Many Americans support Medicare for all, but it’s not universal
Americans are as divided as congressional Democrats about how to expand health care coverage to more people.
Coming off their midterm election romp, progressive Democrats feel they have a mandate to push for a universal “Medicare-for-all” plan. But some of their Democratic peers support less drastic changes to the nation’s health care system.
A national Medicare-for-all plan received the lowest favorability score in Kaiser Family Foundation’s January tracking poll, released Wednesday. Some 56% of respondents said they favor Medicare-for-all, in which all Americans would get their insurance from a single government plan.
But roughly three-quarters of Americans prefer other proposals to expand Medicare or Medicaid, Kaiser found. Some 77% favor allowing people age 50 to 64 to buy into Medicare, while 75% would allow people who don’t have job-based insurance to buy into Medicaid, the government health insurance program for low-income Americans.
Some 74% favor creating a national health insurance program similar to Medicare, but allowing people to keep the coverage they currently have, according to Kaiser.

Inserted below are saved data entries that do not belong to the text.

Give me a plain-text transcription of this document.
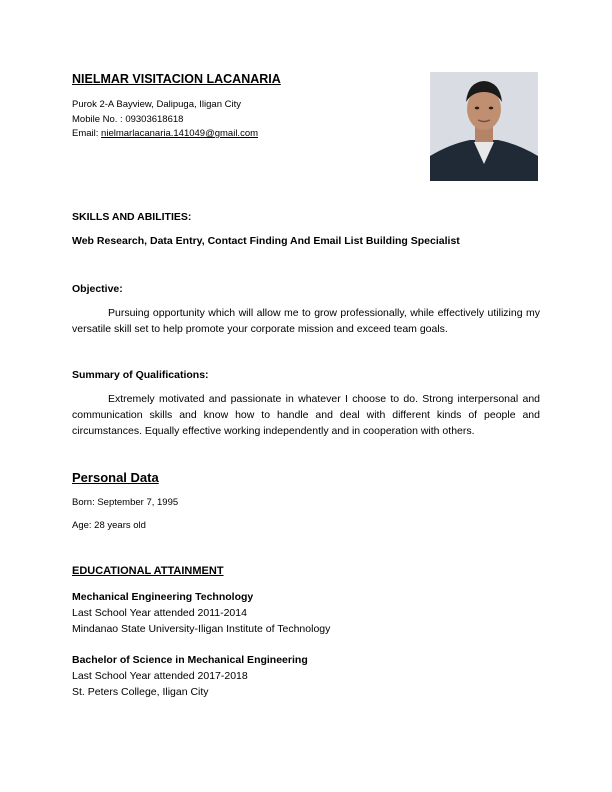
NIELMAR VISITACION LACANARIA
Purok 2-A Bayview, Dalipuga, Iligan City
Mobile No. : 09303618618
Email: nielmarlacanaria.141049@gmail.com
SKILLS AND ABILITIES:
Web Research, Data Entry, Contact Finding And Email List Building Specialist
Objective:
Pursuing opportunity which will allow me to grow professionally, while effectively utilizing my versatile skill set to help promote your corporate mission and exceed team goals.
Summary of Qualifications:
Extremely motivated and passionate in whatever I choose to do. Strong interpersonal and communication skills and know how to handle and deal with different kinds of people and circumstances. Equally effective working independently and in cooperation with others.
Personal Data
Born: September 7, 1995
Age: 28 years old
EDUCATIONAL ATTAINMENT
Mechanical Engineering Technology
Last School Year attended 2011-2014
Mindanao State University-Iligan Institute of Technology
Bachelor of Science in Mechanical Engineering
Last School Year attended 2017-2018
St. Peters College, Iligan City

A majority of Democrats and independents favor all four of these options, but only buying into Medicare or Medicaid garners the support of about two-thirds of Republicans. Less than a quarter of Republicans favor Medicare-for-all and 47% support a national plan that would allow people to keep their coverage.
Support for a national Medicare-for-all plan swings wildly after folks hear about the potential effects. It spikes when respondents are told that it would guarantee health insurance as a right or eliminate premiums and reduce out-of-pocket costs.
But favorability slumps when they are told it would eliminate private health insurance, raise taxes or threaten the current Medicare program. And it tanks when told it would lead to delays in receiving care.
Many people don’t think Medicare-for-all would have an impact on them.
Not surprisingly, the uninsured age 18 to 64 are most likely to say they’d be better off, at 43%. But 37% of this group don’t think it would have much of an effect, while 19% thought it would leave them worse off.
Senior citizens, however, are not buying the Republican argument that Medicare-for-all would hurt the existing Medicare program. Only a quarter of Kaiser respondents 65 and older thought they’d be worse off if a national plan were implemented.
Despite all the hype surrounding Medicare-for-all, Americans want lawmakers to focus on other health care issues.
First up is making sure that the Affordable Care Act’s coverage protections for those with pre-existing conditions remain. Close behind is lowering prescription drug costs.
Just over 1 in 10 respondents want lawmakers to implement Medicare-for-all, though the same share want to repeal and replace Obamacare.
Protecting people from surprise medical bills ranks last.